Несмотря на свою, более чем своевременную, помощь агенту Скоркиной, Александр Борисович не мог до конца рассчитывать не то что на ее помощь, но хотя бы лояльность в отношении себя и своих дальнейших действий. Единственное, что ему, как он понимал, удалось, это установить некий паритет: я – информацию тебе, ты, соответственно, – мне. Но это вовсе не означало, что между ними установились доверительные отношения и она больше не станет доносить начальству, то есть Привалову, который требует от нее максимального внимания к «москвичу». Еще как будет! Ну, может, как говорится, в щадящем режиме. Потому что если она пропустит тут что-то серьезное, генерал с нее шкуру спустит.
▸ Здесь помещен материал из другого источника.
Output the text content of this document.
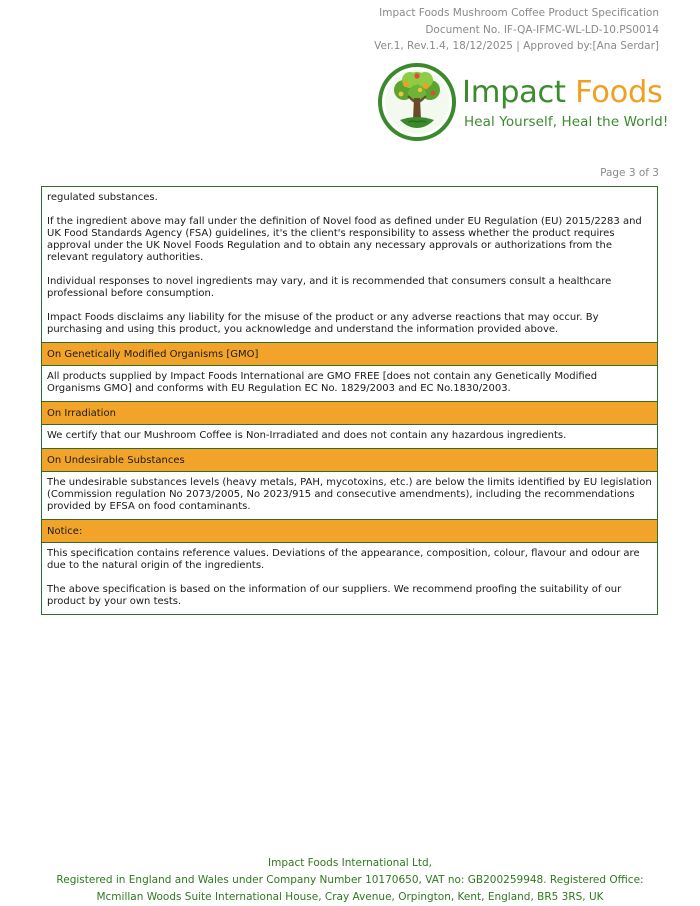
Impact Foods Mushroom Coffee Product Specification
Document No. IF-QA-IFMC-WL-LD-10.PS0014
Ver.1, Rev.1.4, 18/12/2025 | Approved by:[Ana Serdar]
Impact Foods
Heal Yourself, Heal the World!
Page 3 of 3

regulated substances.

If the ingredient above may fall under the definition of Novel food as defined under EU Regulation (EU) 2015/2283 and UK Food Standards Agency (FSA) guidelines, it's the client's responsibility to assess whether the product requires approval under the UK Novel Foods Regulation and to obtain any necessary approvals or authorizations from the relevant regulatory authorities.

Individual responses to novel ingredients may vary, and it is recommended that consumers consult a healthcare professional before consumption.

Impact Foods disclaims any liability for the misuse of the product or any adverse reactions that may occur. By purchasing and using this product, you acknowledge and understand the information provided above.

On Genetically Modified Organisms [GMO]

All products supplied by Impact Foods International are GMO FREE [does not contain any Genetically Modified Organisms GMO] and conforms with EU Regulation EC No. 1829/2003 and EC No.1830/2003.

On Irradiation

We certify that our Mushroom Coffee is Non-Irradiated and does not contain any hazardous ingredients.

On Undesirable Substances

The undesirable substances levels (heavy metals, PAH, mycotoxins, etc.) are below the limits identified by EU legislation (Commission regulation No 2073/2005, No 2023/915 and consecutive amendments), including the recommendations provided by EFSA on food contaminants.

Notice:

This specification contains reference values. Deviations of the appearance, composition, colour, flavour and odour are due to the natural origin of the ingredients.

The above specification is based on the information of our suppliers. We recommend proofing the suitability of our product by your own tests.

Impact Foods International Ltd,
Registered in England and Wales under Company Number 10170650, VAT no: GB200259948. Registered Office:
Mcmillan Woods Suite International House, Cray Avenue, Orpington, Kent, England, BR5 3RS, UK
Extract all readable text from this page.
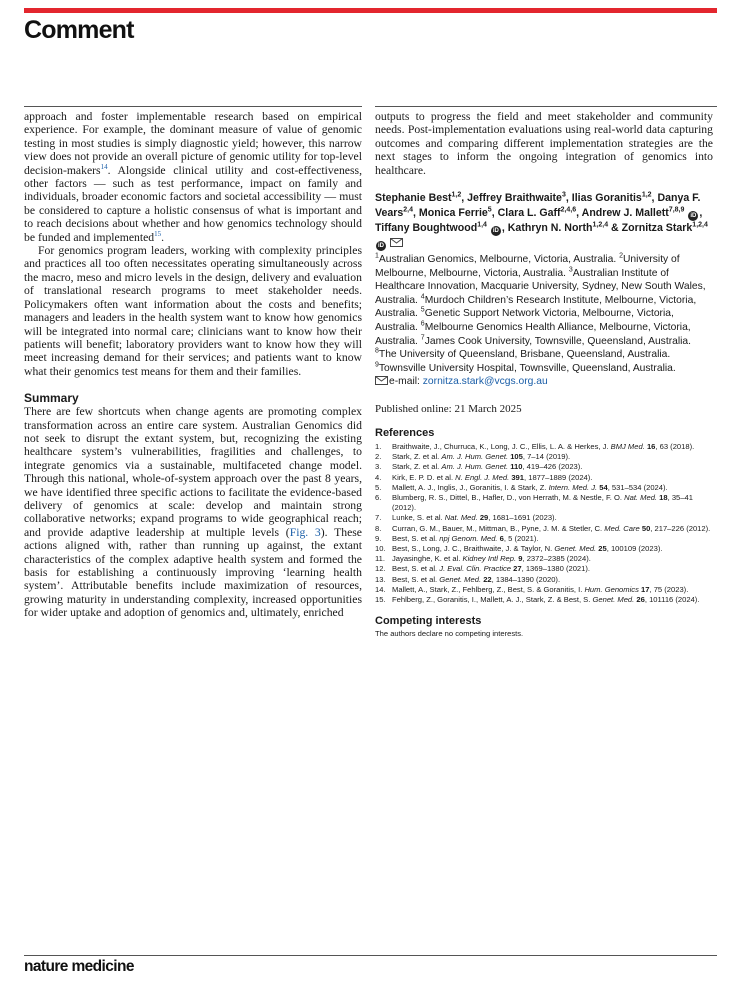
Comment

approach and foster implementable research based on empirical experience. For example, the dominant measure of value of genomic testing in most studies is simply diagnostic yield; however, this narrow view does not provide an overall picture of genomic utility for top-level decision-makers$^{14}$. Alongside clinical utility and cost-effectiveness, other factors — such as test performance, impact on family and individuals, broader economic factors and societal accessibility — must be considered to capture a holistic consensus of what is important and to reach decisions about whether and how genomics technology should be funded and implemented$^{15}$.

For genomics program leaders, working with complexity principles and practices all too often necessitates operating simultaneously across the macro, meso and micro levels in the design, delivery and evaluation of translational research programs to meet stakeholder needs. Policymakers often want information about the costs and benefits; managers and leaders in the health system want to know how genomics will be integrated into normal care; clinicians want to know how their patients will benefit; laboratory providers want to know how they will meet increasing demand for their services; and patients want to know what their genomics test means for them and their families.

Summary

There are few shortcuts when change agents are promoting complex transformation across an entire care system. Australian Genomics did not seek to disrupt the extant system, but, recognizing the existing healthcare system’s vulnerabilities, fragilities and challenges, to integrate genomics via a sustainable, multifaceted change model. Through this national, whole-of-system approach over the past 8 years, we have identified three specific actions to facilitate the evidence-based delivery of genomics at scale: develop and maintain strong collaborative networks; expand programs to wide geographical reach; and provide adaptive leadership at multiple levels (Fig. 3). These actions aligned with, rather than running up against, the extant characteristics of the complex adaptive health system and formed the basis for establishing a continuously improving ‘learning health system’. Attributable benefits include maximization of resources, growing maturity in understanding complexity, increased opportunities for wider uptake and adoption of genomics and, ultimately, enriched

outputs to progress the field and meet stakeholder and community needs. Post-implementation evaluations using real-world data capturing outcomes and comparing different implementation strategies are the next stages to inform the ongoing integration of genomics into healthcare.

Stephanie Best$^{1,2}$, Jeffrey Braithwaite$^3$, Ilias Goranitis$^{1,2}$, Danya F. Vears$^{2,4}$, Monica Ferrie$^5$, Clara L. Gaff$^{2,4,6}$, Andrew J. Mallett$^{7,8,9}$ iD , Tiffany Boughtwood$^{1,4}$ iD , Kathryn N. North$^{1,2,4}$ & Zornitza Stark$^{1,2,4}$ iD

$^1$Australian Genomics, Melbourne, Victoria, Australia. $^2$University of Melbourne, Melbourne, Victoria, Australia. $^3$Australian Institute of Healthcare Innovation, Macquarie University, Sydney, New South Wales, Australia. $^4$Murdoch Children’s Research Institute, Melbourne, Victoria, Australia. $^5$Genetic Support Network Victoria, Melbourne, Victoria, Australia. $^6$Melbourne Genomics Health Alliance, Melbourne, Victoria, Australia. $^7$James Cook University, Townsville, Queensland, Australia. $^8$The University of Queensland, Brisbane, Queensland, Australia. $^9$Townsville University Hospital, Townsville, Queensland, Australia.

e-mail: zornitza.stark@vcgs.org.au

Published online: 21 March 2025

References
1.	Braithwaite, J., Churruca, K., Long, J. C., Ellis, L. A. & Herkes, J. BMJ Med. 16, 63 (2018).
2.	Stark, Z. et al. Am. J. Hum. Genet. 105, 7–14 (2019).
3.	Stark, Z. et al. Am. J. Hum. Genet. 110, 419–426 (2023).
4.	Kirk, E. P. D. et al. N. Engl. J. Med. 391, 1877–1889 (2024).
5.	Mallett, A. J., Inglis, J., Goranitis, I. & Stark, Z. Intern. Med. J. 54, 531–534 (2024).
6.	Blumberg, R. S., Dittel, B., Hafler, D., von Herrath, M. & Nestle, F. O. Nat. Med. 18, 35–41 (2012).
7.	Lunke, S. et al. Nat. Med. 29, 1681–1691 (2023).
8.	Curran, G. M., Bauer, M., Mittman, B., Pyne, J. M. & Stetler, C. Med. Care 50, 217–226 (2012).
9.	Best, S. et al. npj Genom. Med. 6, 5 (2021).
10. Best, S., Long, J. C., Braithwaite, J. & Taylor, N. Genet. Med. 25, 100109 (2023).
11. Jayasinghe, K. et al. Kidney Intl Rep. 9, 2372–2385 (2024).
12. Best, S. et al. J. Eval. Clin. Practice 27, 1369–1380 (2021).
13. Best, S. et al. Genet. Med. 22, 1384–1390 (2020).
14. Mallett, A., Stark, Z., Fehlberg, Z., Best, S. & Goranitis, I. Hum. Genomics 17, 75 (2023).
15. Fehlberg, Z., Goranitis, I., Mallett, A. J., Stark, Z. & Best, S. Genet. Med. 26, 101116 (2024).
Competing interests

The authors declare no competing interests.

nature medicine
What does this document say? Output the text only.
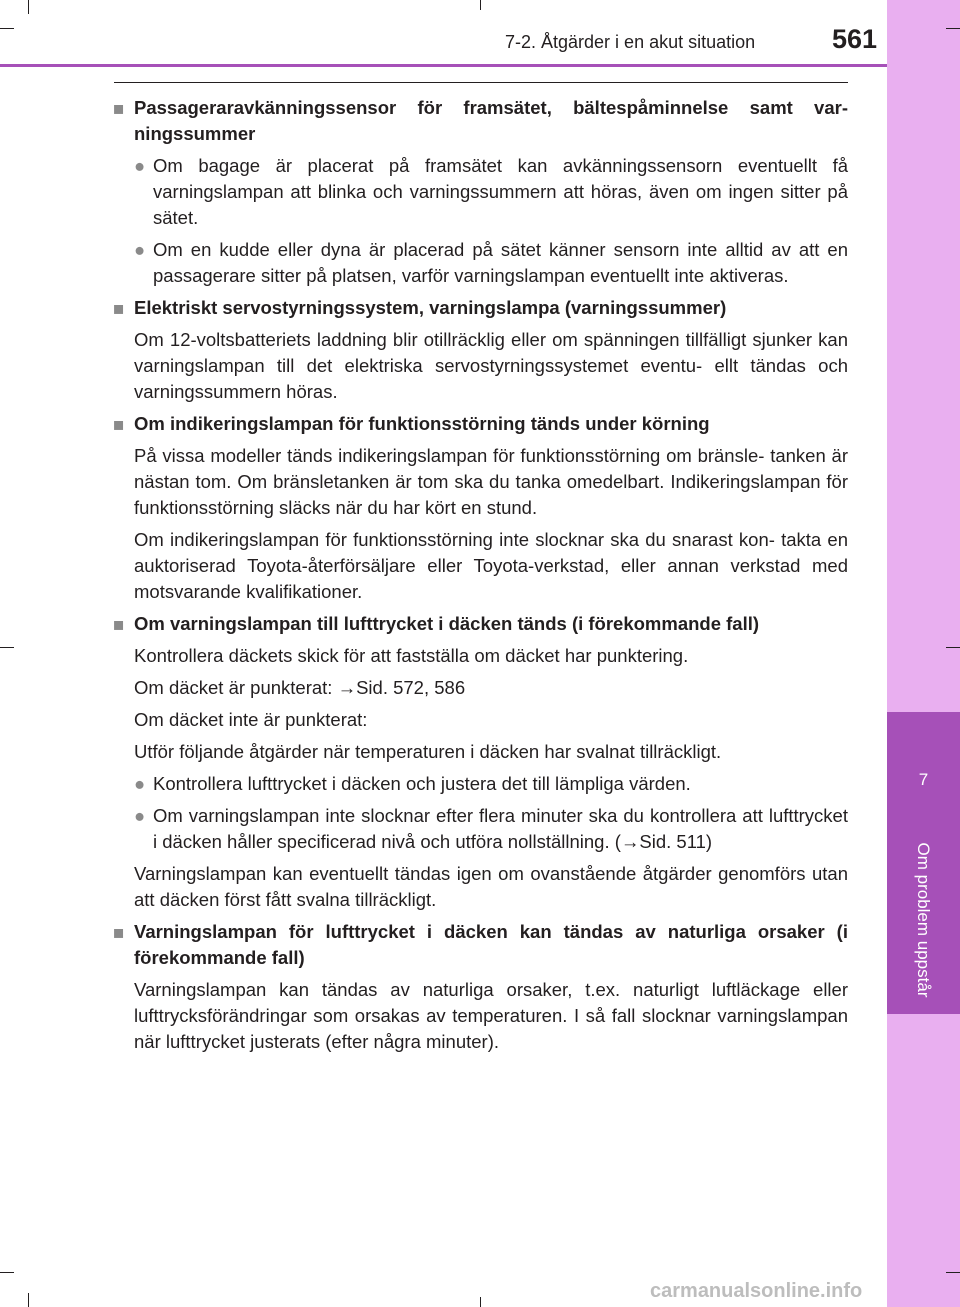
7
Om problem uppstår
7-2. Åtgärder i en akut situation	561
■ Passageraravkänningssensor för framsätet, bältespåminnelse samt var- ningssummer
● Om bagage är placerat på framsätet kan avkänningssensorn eventuellt få varningslampan att blinka och varningssummern att höras, även om ingen sitter på sätet.
● Om en kudde eller dyna är placerad på sätet känner sensorn inte alltid av att en passagerare sitter på platsen, varför varningslampan eventuellt inte aktiveras.
■ Elektriskt servostyrningssystem, varningslampa (varningssummer)
Om 12-voltsbatteriets laddning blir otillräcklig eller om spänningen tillfälligt sjunker kan varningslampan till det elektriska servostyrningssystemet eventu- ellt tändas och varningssummern höras.
■ Om indikeringslampan för funktionsstörning tänds under körning
På vissa modeller tänds indikeringslampan för funktionsstörning om bränsle- tanken är nästan tom. Om bränsletanken är tom ska du tanka omedelbart. Indikeringslampan för funktionsstörning släcks när du har kört en stund.
Om indikeringslampan för funktionsstörning inte slocknar ska du snarast kon- takta en auktoriserad Toyota-återförsäljare eller Toyota-verkstad, eller annan verkstad med motsvarande kvalifikationer.
■ Om varningslampan till lufttrycket i däcken tänds (i förekommande fall)
Kontrollera däckets skick för att fastställa om däcket har punktering.
Om däcket är punkterat: →Sid. 572, 586
Om däcket inte är punkterat:
Utför följande åtgärder när temperaturen i däcken har svalnat tillräckligt.
● Kontrollera lufttrycket i däcken och justera det till lämpliga värden.
● Om varningslampan inte slocknar efter flera minuter ska du kontrollera att lufttrycket i däcken håller specificerad nivå och utföra nollställning. (→Sid. 511)
Varningslampan kan eventuellt tändas igen om ovanstående åtgärder genomförs utan att däcken först fått svalna tillräckligt.
■ Varningslampan för lufttrycket i däcken kan tändas av naturliga orsaker (i förekommande fall)
Varningslampan kan tändas av naturliga orsaker, t.ex. naturligt luftläckage eller lufttrycksförändringar som orsakas av temperaturen. I så fall slocknar varningslampan när lufttrycket justerats (efter några minuter).
carmanualsonline.info
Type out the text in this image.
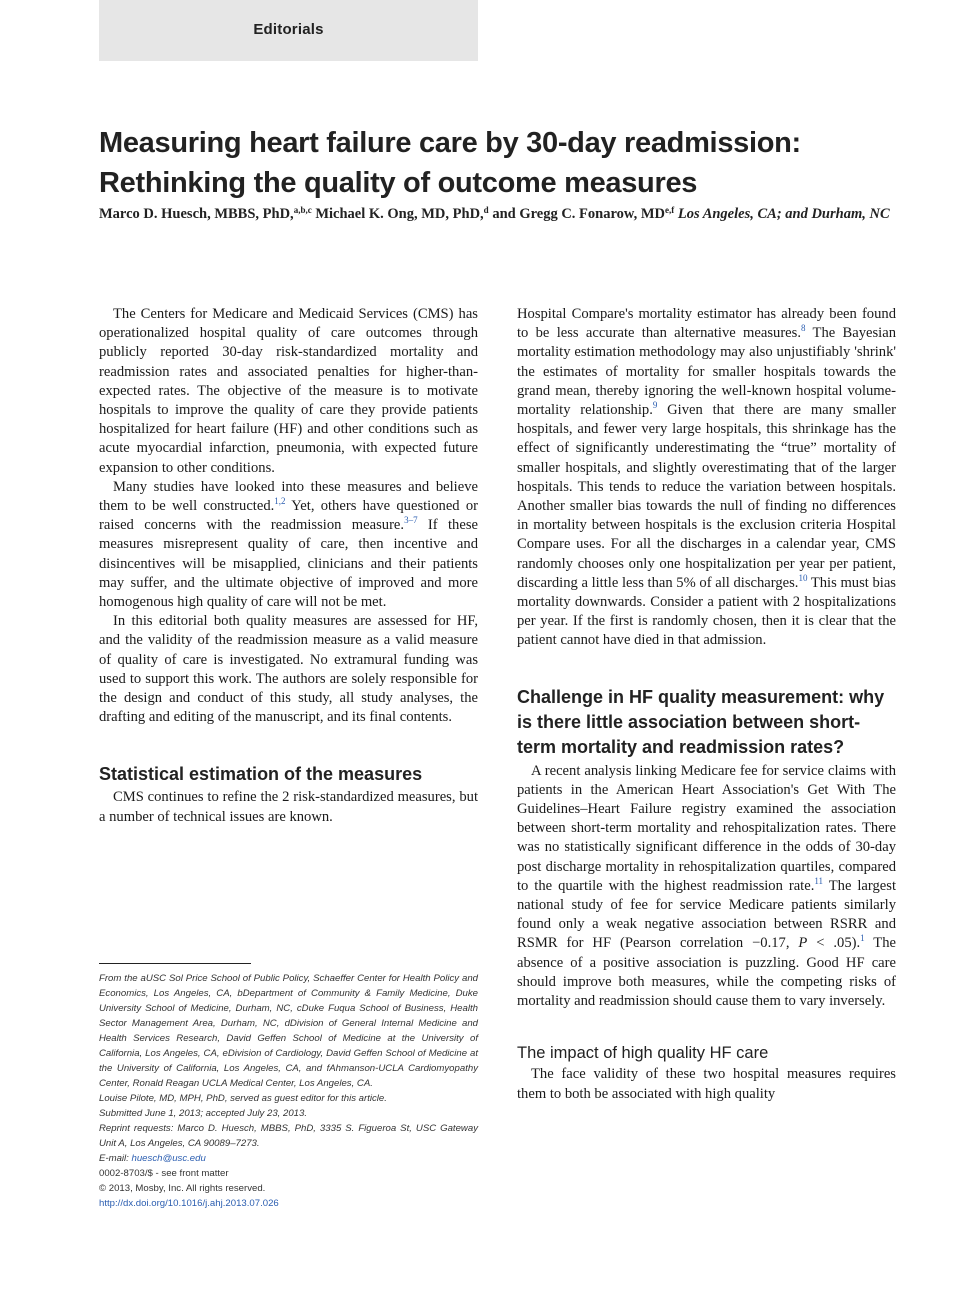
Editorials
Measuring heart failure care by 30-day readmission:
Rethinking the quality of outcome measures
Marco D. Huesch, MBBS, PhD,$^{a,b,c}$ Michael K. Ong, MD, PhD,$^d$ and Gregg C. Fonarow, MD$^{e,f}$ Los Angeles, CA; and Durham, NC

The Centers for Medicare and Medicaid Services (CMS) has operationalized hospital quality of care outcomes through publicly reported 30-day risk-standardized mortality and readmission rates and associated penalties for higher-than-expected rates. The objective of the measure is to motivate hospitals to improve the quality of care they provide patients hospitalized for heart failure (HF) and other conditions such as acute myocardial infarction, pneumonia, with expected future expansion to other conditions.

Many studies have looked into these measures and believe them to be well constructed.$^{1,2}$ Yet, others have questioned or raised concerns with the readmission measure.$^{3-7}$ If these measures misrepresent quality of care, then incentive and disincentives will be misapplied, clinicians and their patients may suffer, and the ultimate objective of improved and more homogenous high quality of care will not be met.

In this editorial both quality measures are assessed for HF, and the validity of the readmission measure as a valid measure of quality of care is investigated. No extramural funding was used to support this work. The authors are solely responsible for the design and conduct of this study, all study analyses, the drafting and editing of the manuscript, and its final contents.

Statistical estimation of the measures

CMS continues to refine the 2 risk-standardized measures, but a number of technical issues are known.

From the aUSC Sol Price School of Public Policy, Schaeffer Center for Health Policy and Economics, Los Angeles, CA, bDepartment of Community & Family Medicine, Duke University School of Medicine, Durham, NC, cDuke Fuqua School of Business, Health Sector Management Area, Durham, NC, dDivision of General Internal Medicine and Health Services Research, David Geffen School of Medicine at the University of California, Los Angeles, CA, eDivision of Cardiology, David Geffen School of Medicine at the University of California, Los Angeles, CA, and fAhmanson-UCLA Cardiomyopathy Center, Ronald Reagan UCLA Medical Center, Los Angeles, CA.
Louise Pilote, MD, MPH, PhD, served as guest editor for this article.
Submitted June 1, 2013; accepted July 23, 2013.
Reprint requests: Marco D. Huesch, MBBS, PhD, 3335 S. Figueroa St, USC Gateway Unit A, Los Angeles, CA 90089–7273.
E-mail: huesch@usc.edu
0002-8703/$ - see front matter
© 2013, Mosby, Inc. All rights reserved.
http://dx.doi.org/10.1016/j.ahj.2013.07.026

Hospital Compare's mortality estimator has already been found to be less accurate than alternative measures.$^8$ The Bayesian mortality estimation methodology may also unjustifiably 'shrink' the estimates of mortality for smaller hospitals towards the grand mean, thereby ignoring the well-known hospital volume-mortality relationship.$^9$ Given that there are many smaller hospitals, and fewer very large hospitals, this shrinkage has the effect of significantly underestimating the “true” mortality of smaller hospitals, and slightly overestimating that of the larger hospitals. This tends to reduce the variation between hospitals. Another smaller bias towards the null of finding no differences in mortality between hospitals is the exclusion criteria Hospital Compare uses. For all the discharges in a calendar year, CMS randomly chooses only one hospitalization per year per patient, discarding a little less than 5% of all discharges.$^{10}$ This must bias mortality downwards. Consider a patient with 2 hospitalizations per year. If the first is randomly chosen, then it is clear that the patient cannot have died in that admission.

Challenge in HF quality measurement: why is there little association between short-term mortality and readmission rates?

A recent analysis linking Medicare fee for service claims with patients in the American Heart Association's Get With The Guidelines–Heart Failure registry examined the association between short-term mortality and rehospitalization rates. There was no statistically significant difference in the odds of 30-day post discharge mortality in rehospitalization quartiles, compared to the quartile with the highest readmission rate.$^{11}$ The largest national study of fee for service Medicare patients similarly found only a weak negative association between RSRR and RSMR for HF (Pearson correlation −0.17, P < .05).$^1$ The absence of a positive association is puzzling. Good HF care should improve both measures, while the competing risks of mortality and readmission should cause them to vary inversely.

The impact of high quality HF care

The face validity of these two hospital measures requires them to both be associated with high quality
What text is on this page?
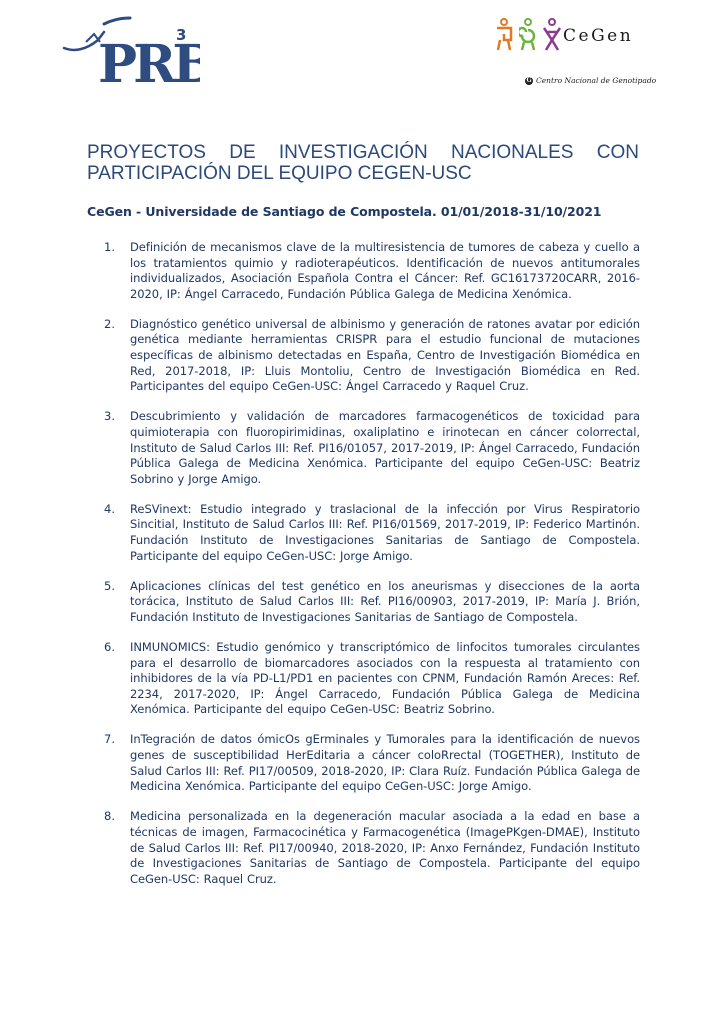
PRB
3	CeGen
G Centro Nacional de Genotipado
PROYECTOS DE INVESTIGACIÓN NACIONALES CON
PARTICIPACIÓN DEL EQUIPO CEGEN-USC
CeGen - Universidade de Santiago de Compostela. 01/01/2018-31/10/2021
1.	Definición de mecanismos clave de la multiresistencia de tumores de cabeza y cuello a los tratamientos quimio y radioterapéuticos. Identificación de nuevos antitumorales individualizados, Asociación Española Contra el Cáncer: Ref. GC16173720CARR, 2016-2020, IP: Ángel Carracedo, Fundación Pública Galega de Medicina Xenómica.
2.	Diagnóstico genético universal de albinismo y generación de ratones avatar por edición genética mediante herramientas CRISPR para el estudio funcional de mutaciones específicas de albinismo detectadas en España, Centro de Investigación Biomédica en Red, 2017-2018, IP: Lluis Montoliu, Centro de Investigación Biomédica en Red. Participantes del equipo CeGen-USC: Ángel Carracedo y Raquel Cruz.
3.	Descubrimiento y validación de marcadores farmacogenéticos de toxicidad para quimioterapia con fluoropirimidinas, oxaliplatino e irinotecan en cáncer colorrectal, Instituto de Salud Carlos III: Ref. PI16/01057, 2017-2019, IP: Ángel Carracedo, Fundación Pública Galega de Medicina Xenómica. Participante del equipo CeGen-USC: Beatriz Sobrino y Jorge Amigo.
4.	ReSVinext: Estudio integrado y traslacional de la infección por Virus Respiratorio Sincitial, Instituto de Salud Carlos III: Ref. PI16/01569, 2017-2019, IP: Federico Martinón. Fundación Instituto de Investigaciones Sanitarias de Santiago de Compostela. Participante del equipo CeGen-USC: Jorge Amigo.
5.	Aplicaciones clínicas del test genético en los aneurismas y disecciones de la aorta torácica, Instituto de Salud Carlos III: Ref. PI16/00903, 2017-2019, IP: María J. Brión, Fundación Instituto de Investigaciones Sanitarias de Santiago de Compostela.
6.	INMUNOMICS: Estudio genómico y transcriptómico de linfocitos tumorales circulantes para el desarrollo de biomarcadores asociados con la respuesta al tratamiento con inhibidores de la vía PD-L1/PD1 en pacientes con CPNM, Fundación Ramón Areces: Ref. 2234, 2017-2020, IP: Ángel Carracedo, Fundación Pública Galega de Medicina Xenómica. Participante del equipo CeGen-USC: Beatriz Sobrino.
7.	InTegración de datos ómicOs gErminales y Tumorales para la identificación de nuevos genes de susceptibilidad HerEditaria a cáncer coloRrectal (TOGETHER), Instituto de Salud Carlos III: Ref. PI17/00509, 2018-2020, IP: Clara Ruíz. Fundación Pública Galega de Medicina Xenómica. Participante del equipo CeGen-USC: Jorge Amigo.
8.	Medicina personalizada en la degeneración macular asociada a la edad en base a técnicas de imagen, Farmacocinética y Farmacogenética (ImagePKgen-DMAE), Instituto de Salud Carlos III: Ref. PI17/00940, 2018-2020, IP: Anxo Fernández, Fundación Instituto de Investigaciones Sanitarias de Santiago de Compostela. Participante del equipo CeGen-USC: Raquel Cruz.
Или на зону обратно отправит, откуда, надо понимать, и взял к себе «на работу». Такое практикуется, когда органы вербуют агентуру из контингента осужденных не за особо опасные уголовные преступления, предоставляя им именно как бы некую свободу и самостоятельность. Но только человек, соглашающийся на сотрудничество, всегда попадает в еще большую зависимость от воли и прихоти своего «работодателя». Вот и Настя, походя, заметила в телефонном разговоре с Приваловым, что на зоне ей было лучше, легче, во всяком случае…
Из этого следовал вывод, что Турецкому «подставлять» Настю тоже не стоит, гораздо лучше сохранять нейтралитет. Ну, опохмелять время от времени – видно, тут и «гнездится» причина ее слабости.
И на Катю тоже надо выйти осторожно, не привлекая к ней внимания Скоркиной, уж ей-то Настя ничем не обязана и может донести начальству об интересе, проявленном Турецким к «гражданской жене» осужденного Калужкина. И это произойдет после того, как Привалову уже стало известно о посещении москвичом Антона в следственном изоляторе. Наверняка их разговор и записывался, и просматривался, хотя никаких следов специальной аппаратуры Александр Борисович в комнате для свиданий чисто визуально не обнаружил. Значит, все эти записи немедленно будут заново подвержены тщательному анализу, и разговор о старых ульях не пройдет теперь мимо внимания генерала. Или его экспертов. Поэтому и действовать надо немедленно. Ну, а Настю придется все-таки немного дезавуировать, предупредить тех, с кем ему придется еще столкнуться, о том, что она – «тайный агент» Привалова и с ней надо быть максимально осторожными. Однако говорить ей об этом нельзя, только себе хуже сделаешь…
Турецкий решил позвонить Зине в медпункт, чтобы с ее помощью повторить встречу с Нефедовой. Но оказалось, что, как говорится, на ловца и зверь бежит: Катя как раз сидела у нее в кабинете, пришла за лекарством от простуды для своего сына Петечки: мальчик вспотел, и его продуло на ветру, кашлять начал. Словом, все пришлось кстати. Зина тут же передала ей телефонную трубку, и Турецкий условился, каким образом ему будет максимально удобно прийти к ней в дом, чтобы договориться о возможности тайного проникновения в жилье Калужкина: уж ей-то должны быть известны секреты пчеловода.
Все в действительности оказалось проще, чем он предполагал. Ульи Антон хранил не в доме, а в пристройке, где держал ровную для них температуру зимой. Соответственно, и старье тоже в дом не нес, а выбирал материал, еще годный к дальнейшему употреблению, а остальное сжигал в печке ледяными, ветреными зимами. Где держал этот материал? Так в сарае же, где дрова. А в рабочих ульях, расставленных в саду, трудились пчелы. Но некому было без хозяина откачивать мед, освобождая пространство для следующих взятков. Погибнут пчелы без хозяина, никто не захочет лезть в ульи и помогать «работягам». Катя боялась этих кусачих насекомых, а больше опытных пчеловодов в станице не было. Очевидно, об этом в первую очередь и беспокоился Калужкин, сказавший о гибели своих пчел. Это он имел в виду, а не документы какие-то. Хотя все может быть, надо проверять. Но и в рабочие ульи тоже ведь не полезешь, надо попробовать порыться среди старых. Причем сделать это по возможности днем, а не ночью, подсвечивая себе фонариком, луч которого могут заметить посторонние.
И еще на это время было бы неплохо отвлечь внимание Насти Скоркиной от ее прямых обязанностей: наблюдать и докладывать, в станице же все – как на ладони. А нейтрализовать «тайного агента» могла бы только Зина, ибо ей единственной и мог здесь довериться Турецкий.